The Indiana Ins. Co. rule is based upon the assumption that "other insurance" clauses automatically conflict. I do not believe that this blanket assumption is correct. Instead, consistent with our standard rules of contract interpretation, the "other insurance" policy provisions should be compared and, if possible, harmonized. See First Federal Sav. Bank v. Key Markets, Inc., 559 N.E.2d 600, 603 (Ind.1990) (court must accept interpretation of contract which harmonizes provisions as opposed to one which causes provisions to be conflicting). Only if the policies are actually in conflict and cannot be harmonized should the Indiana Ins. Co. rule apply.

In the instant case, the insurance clauses are not in conflict. Farm Bureau's policy provides that "if an insured has other insurance for a loss covered by this policy we pay under this policy only a share of the loss." R. at 34. The policy then provides that its proportional share is computed by comparing the total insurance available through all of the policies to the coverage limit of its policy. On the other hand, Nationwide's policy provides that its coverage is "excess over other valid and collectible insurance." R. at 63. I believe that the trial court properly harmonized these policies by reading Farm Bureau's pro rata provisions to be applicable only when another insurance policy simultaneously provides coverage. Here, Nationwide's policy does not provide coverage until Farm Bureau's policy limits are reached. Because Farm Bureau did not have to pay its policy limits, the pro rata provisions in its policy do not apply and it is responsible for paying the claims.

My conclusion that the rule announced in Indiana Ins. Co. should only apply when policies are actually in conflict is consistent with the policy considerations which led to that rule. In particular, the court in Indiana Ins.

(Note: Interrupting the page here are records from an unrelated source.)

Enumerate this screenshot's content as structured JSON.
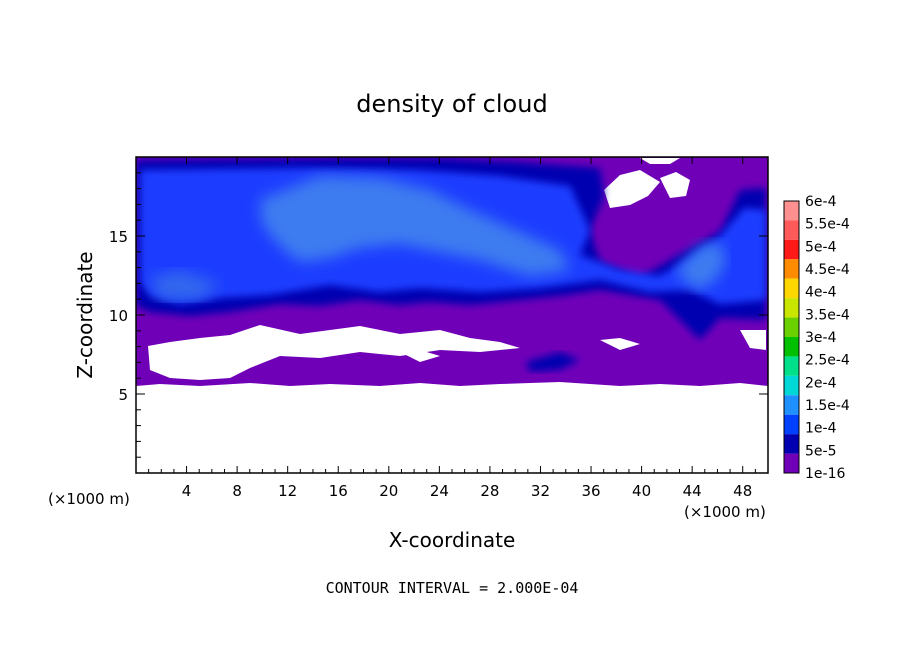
{
  "chart_data": {
    "type": "heatmap",
    "title": "density of cloud",
    "xlabel": "X-coordinate",
    "ylabel": "Z-coordinate",
    "x_unit": "(×1000 m)",
    "y_unit": "(×1000 m)",
    "xlim": [
      0,
      50
    ],
    "ylim": [
      0,
      20
    ],
    "x_ticks": [
      4,
      8,
      12,
      16,
      20,
      24,
      28,
      32,
      36,
      40,
      44,
      48
    ],
    "y_ticks": [
      5,
      10,
      15
    ],
    "colorbar": {
      "labels": [
        "6e-4",
        "5.5e-4",
        "5e-4",
        "4.5e-4",
        "4e-4",
        "3.5e-4",
        "3e-4",
        "2.5e-4",
        "2e-4",
        "1.5e-4",
        "1e-4",
        "5e-5",
        "1e-16"
      ],
      "colors": [
        "#ff9090",
        "#ff5a5a",
        "#ff1a1a",
        "#ff8c00",
        "#ffd700",
        "#c8e600",
        "#6ad000",
        "#00c000",
        "#00e08a",
        "#00d7d7",
        "#1e90ff",
        "#0040ff",
        "#0000b0",
        "#7000b8"
      ]
    },
    "field_description_values": {
      "layer_top": 19.8,
      "layer_bottom_approx": 5.5,
      "fill_min_level": "1e-16"
    },
    "note": "CONTOUR INTERVAL = 2.000E-04"
  }
}
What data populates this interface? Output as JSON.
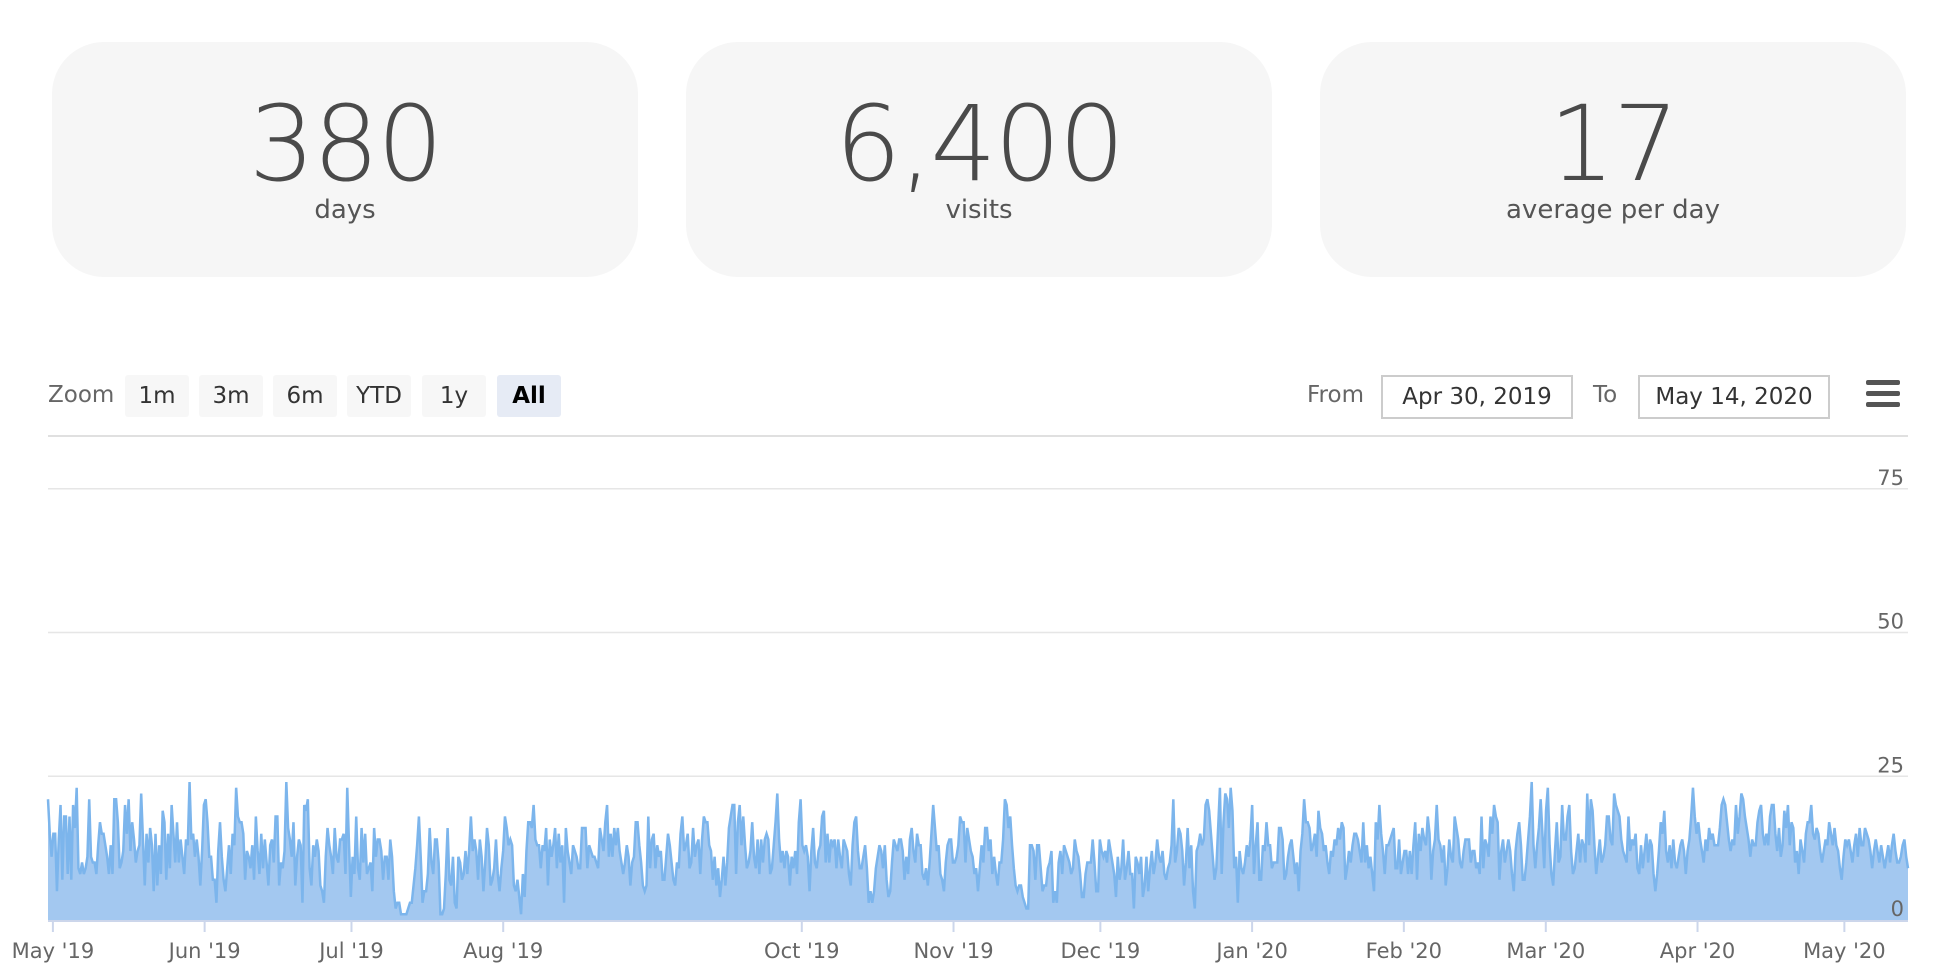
{
  "stats": [
    {
      "value": "380",
      "label": "days"
    },
    {
      "value": "6,400",
      "label": "visits"
    },
    {
      "value": "17",
      "label": "average per day"
    }
  ],
  "range_selector": {
    "zoom_label": "Zoom",
    "buttons": [
      "1m",
      "3m",
      "6m",
      "YTD",
      "1y",
      "All"
    ],
    "active": "All",
    "from_label": "From",
    "from_value": "Apr 30, 2019",
    "to_label": "To",
    "to_value": "May 14, 2020"
  },
  "colors": {
    "series_fill": "#a3c8f0",
    "series_line": "#7cb5ec",
    "grid": "#e6e6e6"
  },
  "icons": {
    "menu": "hamburger-menu-icon"
  },
  "chart_data": {
    "type": "area",
    "x_start": "2019-04-30",
    "x_end": "2020-05-14",
    "ylim": [
      0,
      80
    ],
    "yticks": [
      0,
      25,
      50,
      75
    ],
    "ytick_labels": [
      "0",
      "25",
      "50",
      "75"
    ],
    "xtick_labels": [
      {
        "date": "2019-05-01",
        "label": "May '19"
      },
      {
        "date": "2019-06-01",
        "label": "Jun '19"
      },
      {
        "date": "2019-07-01",
        "label": "Jul '19"
      },
      {
        "date": "2019-08-01",
        "label": "Aug '19"
      },
      {
        "date": "2019-10-01",
        "label": "Oct '19"
      },
      {
        "date": "2019-11-01",
        "label": "Nov '19"
      },
      {
        "date": "2019-12-01",
        "label": "Dec '19"
      },
      {
        "date": "2020-01-01",
        "label": "Jan '20"
      },
      {
        "date": "2020-02-01",
        "label": "Feb '20"
      },
      {
        "date": "2020-03-01",
        "label": "Mar '20"
      },
      {
        "date": "2020-04-01",
        "label": "Apr '20"
      },
      {
        "date": "2020-05-01",
        "label": "May '20"
      }
    ],
    "series": [
      {
        "values": [
          21,
          15,
          11,
          15,
          15,
          5,
          14,
          20,
          7,
          18,
          18,
          8,
          18,
          7,
          20,
          16,
          23,
          9,
          8,
          10,
          8,
          9,
          11,
          21,
          11,
          10,
          10,
          8,
          13,
          17,
          15,
          15,
          13,
          11,
          8,
          13,
          8,
          21,
          21,
          17,
          9,
          10,
          12,
          20,
          15,
          21,
          12,
          17,
          14,
          10,
          12,
          13,
          22,
          14,
          6,
          15,
          10,
          16,
          13,
          5,
          15,
          6,
          13,
          8,
          19,
          17,
          7,
          15,
          9,
          20,
          15,
          10,
          17,
          10,
          14,
          11,
          8,
          14,
          13,
          24,
          14,
          15,
          11,
          14,
          11,
          6,
          12,
          20,
          21,
          17,
          11,
          11,
          7,
          7,
          3,
          12,
          17,
          11,
          7,
          5,
          9,
          13,
          8,
          15,
          13,
          23,
          18,
          17,
          17,
          15,
          7,
          12,
          11,
          9,
          13,
          7,
          18,
          12,
          8,
          15,
          9,
          14,
          10,
          6,
          13,
          14,
          10,
          18,
          18,
          6,
          10,
          9,
          12,
          24,
          16,
          14,
          11,
          17,
          6,
          11,
          14,
          13,
          3,
          20,
          19,
          21,
          9,
          6,
          13,
          11,
          14,
          12,
          6,
          5,
          3,
          11,
          16,
          13,
          11,
          8,
          16,
          11,
          10,
          14,
          14,
          15,
          8,
          23,
          13,
          4,
          11,
          8,
          18,
          9,
          7,
          16,
          10,
          15,
          8,
          9,
          10,
          5,
          16,
          11,
          14,
          14,
          12,
          7,
          11,
          11,
          7,
          14,
          11,
          5,
          2,
          3,
          3,
          1,
          1,
          1,
          1,
          2,
          3,
          3,
          6,
          9,
          13,
          18,
          11,
          3,
          5,
          5,
          8,
          16,
          10,
          8,
          14,
          14,
          10,
          1,
          1,
          2,
          8,
          16,
          7,
          6,
          11,
          3,
          2,
          11,
          10,
          7,
          8,
          12,
          8,
          12,
          18,
          12,
          14,
          12,
          7,
          14,
          11,
          5,
          10,
          16,
          13,
          6,
          7,
          9,
          14,
          8,
          5,
          9,
          12,
          18,
          16,
          13,
          14,
          13,
          6,
          5,
          7,
          4,
          1,
          8,
          4,
          12,
          17,
          17,
          16,
          20,
          14,
          13,
          13,
          9,
          13,
          12,
          16,
          6,
          14,
          11,
          13,
          16,
          9,
          15,
          10,
          13,
          3,
          16,
          12,
          10,
          8,
          13,
          12,
          11,
          9,
          9,
          16,
          16,
          16,
          9,
          13,
          12,
          11,
          11,
          10,
          9,
          16,
          14,
          12,
          17,
          20,
          11,
          15,
          11,
          16,
          13,
          16,
          12,
          10,
          8,
          10,
          13,
          11,
          6,
          10,
          11,
          17,
          17,
          13,
          10,
          6,
          5,
          6,
          18,
          9,
          14,
          15,
          9,
          13,
          11,
          12,
          7,
          7,
          11,
          15,
          13,
          10,
          7,
          6,
          10,
          9,
          15,
          18,
          12,
          13,
          15,
          9,
          10,
          16,
          11,
          13,
          14,
          8,
          14,
          18,
          17,
          17,
          13,
          12,
          7,
          11,
          6,
          9,
          4,
          7,
          11,
          6,
          10,
          16,
          18,
          20,
          20,
          8,
          17,
          20,
          13,
          18,
          13,
          9,
          10,
          12,
          17,
          11,
          9,
          14,
          8,
          14,
          10,
          14,
          15,
          14,
          8,
          9,
          13,
          17,
          22,
          14,
          10,
          12,
          9,
          12,
          11,
          6,
          11,
          9,
          12,
          8,
          17,
          21,
          13,
          12,
          13,
          11,
          5,
          12,
          16,
          10,
          9,
          12,
          13,
          18,
          19,
          10,
          15,
          10,
          14,
          13,
          14,
          9,
          14,
          11,
          9,
          14,
          13,
          12,
          8,
          6,
          13,
          17,
          18,
          12,
          9,
          9,
          11,
          13,
          9,
          3,
          5,
          3,
          5,
          9,
          11,
          13,
          12,
          9,
          13,
          7,
          4,
          5,
          10,
          14,
          13,
          12,
          14,
          14,
          12,
          7,
          11,
          8,
          14,
          16,
          12,
          10,
          15,
          13,
          13,
          8,
          7,
          9,
          6,
          10,
          15,
          20,
          16,
          12,
          13,
          8,
          7,
          5,
          10,
          13,
          14,
          14,
          10,
          10,
          11,
          13,
          18,
          17,
          17,
          10,
          16,
          14,
          12,
          11,
          8,
          9,
          5,
          9,
          13,
          10,
          16,
          16,
          12,
          14,
          8,
          11,
          8,
          6,
          10,
          10,
          14,
          21,
          20,
          16,
          18,
          13,
          9,
          6,
          5,
          6,
          6,
          4,
          3,
          2,
          2,
          13,
          13,
          12,
          7,
          13,
          13,
          9,
          5,
          6,
          6,
          9,
          10,
          12,
          3,
          5,
          3,
          10,
          12,
          8,
          13,
          12,
          11,
          10,
          8,
          9,
          14,
          12,
          11,
          8,
          4,
          4,
          8,
          10,
          10,
          10,
          14,
          10,
          5,
          5,
          14,
          12,
          11,
          12,
          10,
          14,
          12,
          10,
          8,
          4,
          11,
          7,
          9,
          14,
          7,
          9,
          12,
          8,
          8,
          2,
          11,
          10,
          8,
          11,
          4,
          6,
          11,
          5,
          9,
          12,
          8,
          10,
          14,
          11,
          10,
          12,
          8,
          7,
          9,
          10,
          13,
          21,
          10,
          12,
          16,
          15,
          12,
          6,
          10,
          16,
          9,
          13,
          5,
          2,
          12,
          13,
          15,
          13,
          14,
          20,
          21,
          19,
          15,
          11,
          7,
          9,
          16,
          23,
          8,
          17,
          22,
          21,
          16,
          23,
          19,
          9,
          11,
          3,
          12,
          9,
          8,
          10,
          13,
          11,
          14,
          20,
          8,
          13,
          17,
          7,
          7,
          13,
          12,
          17,
          13,
          13,
          9,
          10,
          10,
          10,
          16,
          16,
          14,
          7,
          8,
          11,
          13,
          14,
          11,
          8,
          10,
          5,
          12,
          15,
          21,
          17,
          17,
          16,
          12,
          13,
          15,
          11,
          19,
          16,
          15,
          12,
          13,
          10,
          8,
          12,
          11,
          14,
          13,
          16,
          14,
          17,
          16,
          7,
          9,
          12,
          10,
          13,
          15,
          15,
          14,
          12,
          10,
          17,
          10,
          13,
          9,
          11,
          8,
          5,
          17,
          14,
          20,
          15,
          12,
          8,
          13,
          13,
          14,
          15,
          16,
          9,
          9,
          14,
          8,
          10,
          12,
          12,
          8,
          12,
          8,
          13,
          17,
          7,
          15,
          12,
          16,
          14,
          13,
          18,
          15,
          7,
          12,
          14,
          20,
          14,
          13,
          10,
          13,
          6,
          9,
          14,
          11,
          10,
          18,
          16,
          14,
          10,
          9,
          12,
          14,
          14,
          14,
          10,
          12,
          12,
          9,
          10,
          8,
          18,
          9,
          14,
          13,
          11,
          18,
          15,
          20,
          18,
          17,
          7,
          12,
          14,
          10,
          12,
          14,
          12,
          8,
          5,
          12,
          15,
          17,
          13,
          7,
          7,
          10,
          14,
          18,
          24,
          13,
          9,
          13,
          16,
          21,
          15,
          9,
          19,
          23,
          13,
          8,
          6,
          12,
          17,
          10,
          11,
          20,
          14,
          14,
          18,
          20,
          12,
          8,
          9,
          12,
          15,
          10,
          14,
          13,
          10,
          22,
          13,
          21,
          19,
          13,
          8,
          11,
          14,
          10,
          11,
          13,
          18,
          18,
          14,
          13,
          22,
          20,
          19,
          18,
          14,
          12,
          11,
          10,
          18,
          12,
          14,
          13,
          15,
          9,
          8,
          13,
          9,
          12,
          15,
          10,
          14,
          13,
          8,
          5,
          8,
          12,
          17,
          15,
          19,
          12,
          10,
          13,
          9,
          14,
          10,
          9,
          11,
          13,
          14,
          12,
          8,
          12,
          14,
          18,
          23,
          18,
          15,
          17,
          14,
          12,
          10,
          14,
          12,
          16,
          14,
          15,
          13,
          13,
          13,
          16,
          20,
          21,
          20,
          17,
          14,
          12,
          14,
          13,
          20,
          15,
          18,
          22,
          21,
          18,
          16,
          14,
          11,
          14,
          13,
          13,
          17,
          19,
          20,
          15,
          13,
          15,
          13,
          18,
          20,
          20,
          15,
          12,
          16,
          11,
          13,
          19,
          16,
          20,
          13,
          17,
          16,
          10,
          12,
          8,
          14,
          12,
          10,
          15,
          17,
          17,
          20,
          15,
          14,
          16,
          15,
          12,
          10,
          12,
          14,
          13,
          17,
          15,
          13,
          16,
          13,
          12,
          9,
          7,
          11,
          14,
          13,
          14,
          12,
          10,
          13,
          15,
          11,
          16,
          13,
          13,
          16,
          15,
          14,
          12,
          9,
          12,
          14,
          12,
          10,
          13,
          11,
          9,
          11,
          13,
          10,
          13,
          15,
          12,
          10,
          10,
          11,
          13,
          14,
          11,
          9
        ]
      }
    ]
  }
}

Co. was concerned with insureds who had paid policy premiums, yet, due to conflicting policy provisions, were in danger of losing coverage. Additionally, the court sought to avoid policy provisions which allowed an insured double recovery. However, such situations are only likely to arise when two policy provisions conflict. When they do not conflict, the trial court can harmonize them to provide an insured with appropriate coverage. Thus, my conclusion is mandated by the well-settled principle that when the reason for a rule ceases to be applicable, the rule should no longer be applied. Shriner v. Union Federal Savings & Loan Assn., 235 Ind. 380, 385, 133 N.E.2d 861, 863 (1956), (Arterburn, J., writing separately). For these reasons, I would affirm the decision of the trial court.